Create a protected PDF
- Select the restrictions you’d like to apply, including restricting access after a certain date, which can be found in the “Expiry & Validity” tab. By default, editing, copying, and printing are disabled.
Prevent printing of a PDF
- Press the Publish button to protect the PDF and apply restrictions. On pressing the Publish button, Locklizard will output your encrypted PDF file, which can only be opened by users you give access to in the Safeguard Admin portal. It can’t be edited, and content cannot be copied and pasted. Printing is also blocked by default unless you specifically allow it.
- Add new users, and/or select existing users you want to give access to your protected PDF files using the cloud-based Safeguard Admin System:
Adding a user and granting document access in Safeguard Admin
- Distribute your protected PDF documents just like any other file – email it or let users download it from your web site or file sharing site. It does not matter who downloads your encrypted PDF files (.PDC files) as only those authorized will be able to view them.
The best PDF encryption software
To summarize, Adobe encryption and other forms of password encryption are not very secure at all.
Documents with poor PDF encryption strength can be decrypted in seconds, while those with insecure passwords can take anywhere from a few minutes to a few days. Encrypting a secure PDF file with a strong password is more effective at protecting the PDF in transit and at rest, but there’s still nothing to stop an authorized user from sharing the password or decrypted document.
Certificate encryption is a step up because it does not use passwords, and private keys are less likely to be shared. However, it is unsuitable for retail purposes, cumbersome to manage, and doesn’t prevent users from editing or passing on a PDF after they have decrypted it.
When you’re shopping for PDF encryption software, you want something that covers all bases. This is why Locklizard is the best choice for most organizations and businesses. It protects the PDF file at all stages of distribution, including in transit, at rest, and after decryption. It can effectively cut out unauthorized sharing, editing, screen grabbing, and printing with relatively low overheads and regardless of whether you’re distributing internally or selling PDFs to the general public or other businesses.
Is PDF encryption strength important?
In short, yes – to an extent.
- Programs can crack 40-bit RC4 protection 100% of the time, in a few minutes.
- 128-bit AES encryption would take about 200 times longer than the universe has existed to crack (2.29×10^32 years).
- 256-bit would take 2.29×10^32 years.
Whichever of the two AES key lengths you choose, you’re pretty well protected – with AES 128-bit faster with a stronger key schedule, and AES-256-bit more resistant to brute force attacks and the quantum computers of the future.

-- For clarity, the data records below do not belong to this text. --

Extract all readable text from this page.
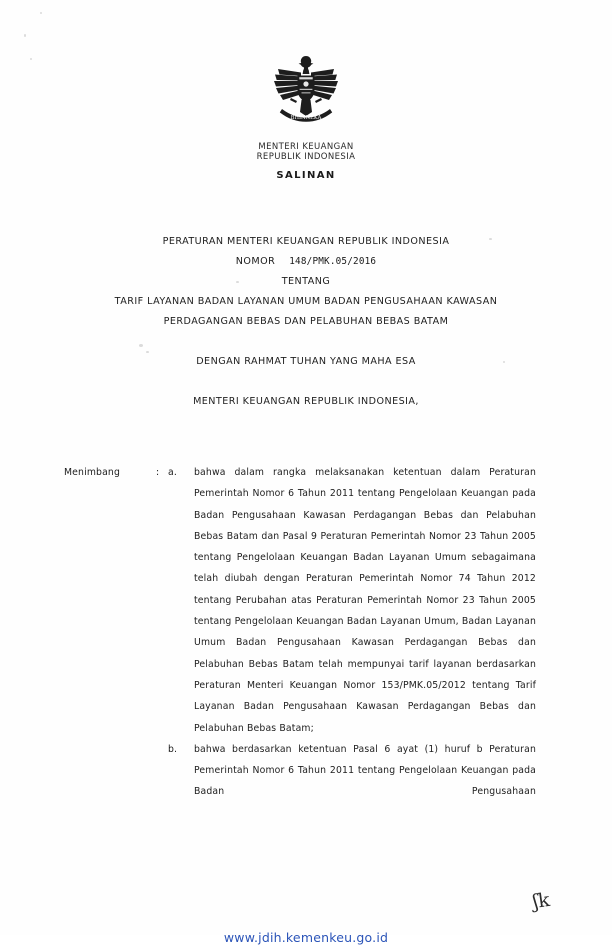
BHINNEKA
MENTERI KEUANGAN
REPUBLIK INDONESIA
SALINAN
PERATURAN MENTERI KEUANGAN REPUBLIK INDONESIA
NOMOR 148/PMK.05/2016
TENTANG
TARIF LAYANAN BADAN LAYANAN UMUM BADAN PENGUSAHAAN KAWASAN
PERDAGANGAN BEBAS DAN PELABUHAN BEBAS BATAM
DENGAN RAHMAT TUHAN YANG MAHA ESA
MENTERI KEUANGAN REPUBLIK INDONESIA,
Menimbang	: a.	bahwa dalam rangka melaksanakan ketentuan dalam Peraturan Pemerintah Nomor 6 Tahun 2011 tentang Pengelolaan Keuangan pada Badan Pengusahaan Kawasan Perdagangan Bebas dan Pelabuhan Bebas Batam dan Pasal 9 Peraturan Pemerintah Nomor 23 Tahun 2005 tentang Pengelolaan Keuangan Badan Layanan Umum sebagaimana telah diubah dengan Peraturan Pemerintah Nomor 74 Tahun 2012 tentang Perubahan atas Peraturan Pemerintah Nomor 23 Tahun 2005 tentang Pengelolaan Keuangan Badan Layanan Umum, Badan Layanan Umum Badan Pengusahaan Kawasan Perdagangan Bebas dan Pelabuhan Bebas Batam telah mempunyai tarif layanan berdasarkan Peraturan Menteri Keuangan Nomor 153/PMK.05/2012 tentang Tarif Layanan Badan Pengusahaan Kawasan Perdagangan Bebas dan Pelabuhan Bebas Batam;
b.	bahwa berdasarkan ketentuan Pasal 6 ayat (1) huruf b Peraturan Pemerintah Nomor 6 Tahun 2011 tentang Pengelolaan Keuangan pada Badan Pengusahaan
ʃk
www.jdih.kemenkeu.go.id
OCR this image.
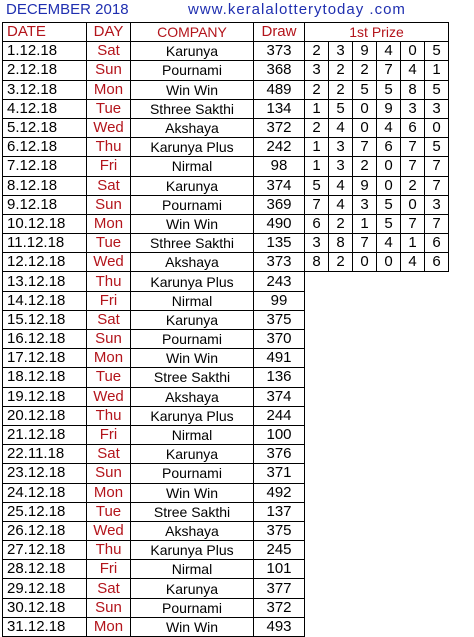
DECEMBER 2018	www.keralalotterytoday .com
DATE	DAY	COMPANY	Draw	1st Prize					
1.12.18	Sat	Karunya	373	2	3	9	4	0	5
2.12.18	Sun	Pournami	368	3	2	2	7	4	1
3.12.18	Mon	Win Win	489	2	2	5	5	8	5
4.12.18	Tue	Sthree Sakthi	134	1	5	0	9	3	3
5.12.18	Wed	Akshaya	372	2	4	0	4	6	0
6.12.18	Thu	Karunya Plus	242	1	3	7	6	7	5
7.12.18	Fri	Nirmal	98	1	3	2	0	7	7
8.12.18	Sat	Karunya	374	5	4	9	0	2	7
9.12.18	Sun	Pournami	369	7	4	3	5	0	3
10.12.18	Mon	Win Win	490	6	2	1	5	7	7
11.12.18	Tue	Sthree Sakthi	135	3	8	7	4	1	6
12.12.18	Wed	Akshaya	373	8	2	0	0	4	6
13.12.18	Thu	Karunya Plus	243						
14.12.18	Fri	Nirmal	99						
15.12.18	Sat	Karunya	375						
16.12.18	Sun	Pournami	370						
17.12.18	Mon	Win Win	491						
18.12.18	Tue	Stree Sakthi	136						
19.12.18	Wed	Akshaya	374						
20.12.18	Thu	Karunya Plus	244						
21.12.18	Fri	Nirmal	100						
22.11.18	Sat	Karunya	376						
23.12.18	Sun	Pournami	371						
24.12.18	Mon	Win Win	492						
25.12.18	Tue	Stree Sakthi	137						
26.12.18	Wed	Akshaya	375						
27.12.18	Thu	Karunya Plus	245						
28.12.18	Fri	Nirmal	101						
29.12.18	Sat	Karunya	377						
30.12.18	Sun	Pournami	372						
31.12.18	Mon	Win Win	493						
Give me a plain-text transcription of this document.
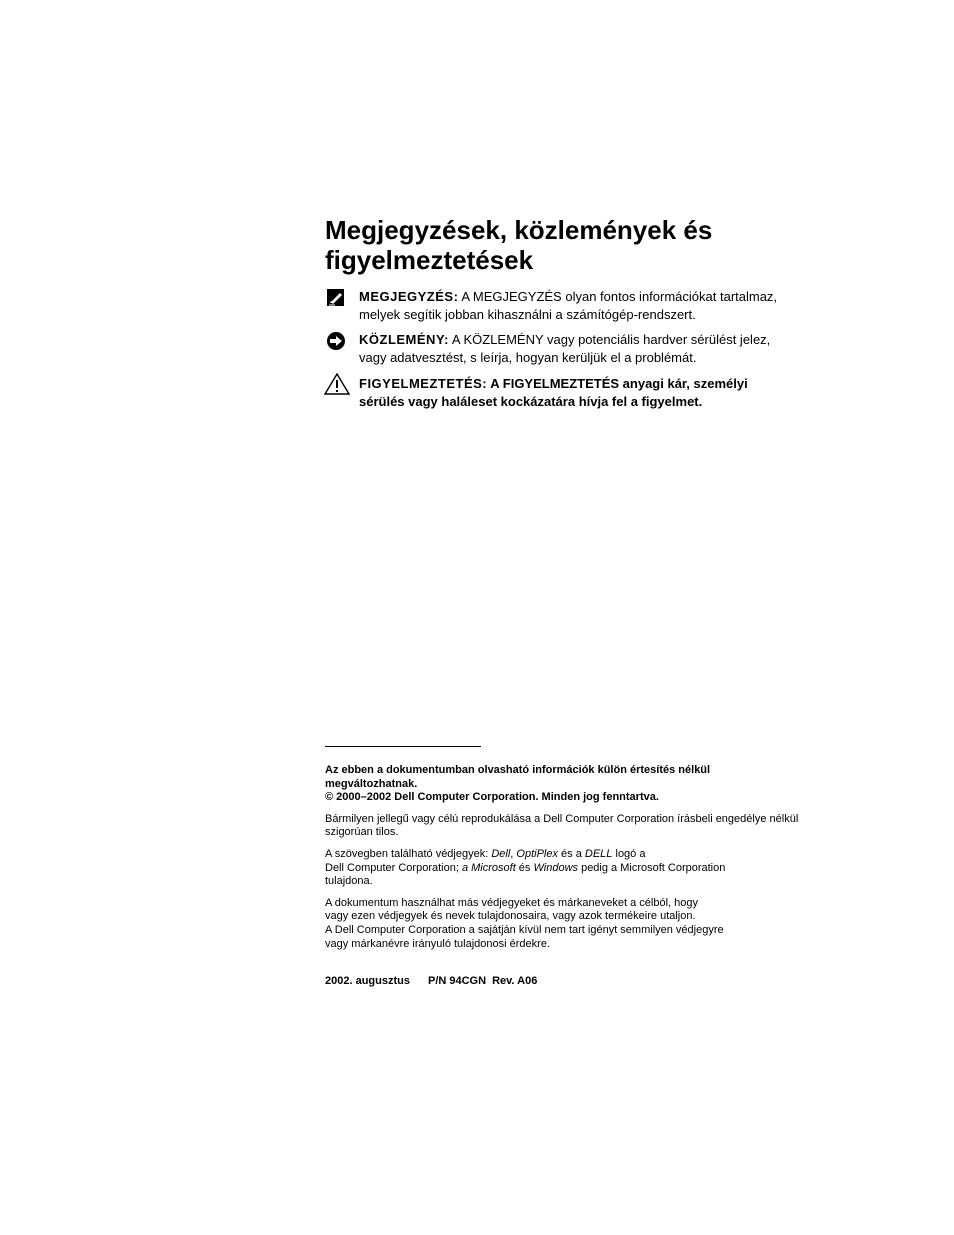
Megjegyzések, közlemények és
figyelmeztetések
MEGJEGYZÉS: A MEGJEGYZÉS olyan fontos információkat tartalmaz,
melyek segítik jobban kihasználni a számítógép-rendszert.
KÖZLEMÉNY: A KÖZLEMÉNY vagy potenciális hardver sérülést jelez,
vagy adatvesztést, s leírja, hogyan kerüljük el a problémát.
FIGYELMEZTETÉS: A FIGYELMEZTETÉS anyagi kár, személyi
sérülés vagy haláleset kockázatára hívja fel a figyelmet.

Az ebben a dokumentumban olvasható információk külön értesítés nélkül
megváltozhatnak.
© 2000–2002 Dell Computer Corporation. Minden jog fenntartva.

Bármilyen jellegű vagy célú reprodukálása a Dell Computer Corporation írásbeli engedélye nélkül szigorúan tilos.

A szövegben található védjegyek: Dell, OptiPlex és a DELL logó a
Dell Computer Corporation; a Microsoft és Windows pedig a Microsoft Corporation
tulajdona.

A dokumentum használhat más védjegyeket és márkaneveket a célból, hogy
vagy ezen védjegyek és nevek tulajdonosaira, vagy azok termékeire utaljon.
A Dell Computer Corporation a sajátján kívül nem tart igényt semmilyen védjegyre
vagy márkanévre irányuló tulajdonosi érdekre.

2002. augusztus P/N 94CGN Rev. A06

Which encryption algorithm is the best?
AES is the clear winner when it comes to PDF encryption algorithms. It is approved even for protecting confidential US government information.
While RC4 is still used by some tools for PDF encryption and decryption, it is considered insecure due to the security issues involved with using stream ciphers. As a result, encrypting PDF documents with RC4 is not recommended.
How secure is an encrypted PDF file?
It depends entirely on the encryption algorithm, the key length, implementation, and use case.
If you’re just looking to protect your document in transit and at rest, PDF encryption software that provides 128-bit or 265-bit AES certificate encryption is fine. Bear in mind however that any permissions you apply are useless since they can be instantly removed.
If you’re looking to secure your PDF against unauthorized sharing or editing, only a DRM solution with strong encryption will cut it.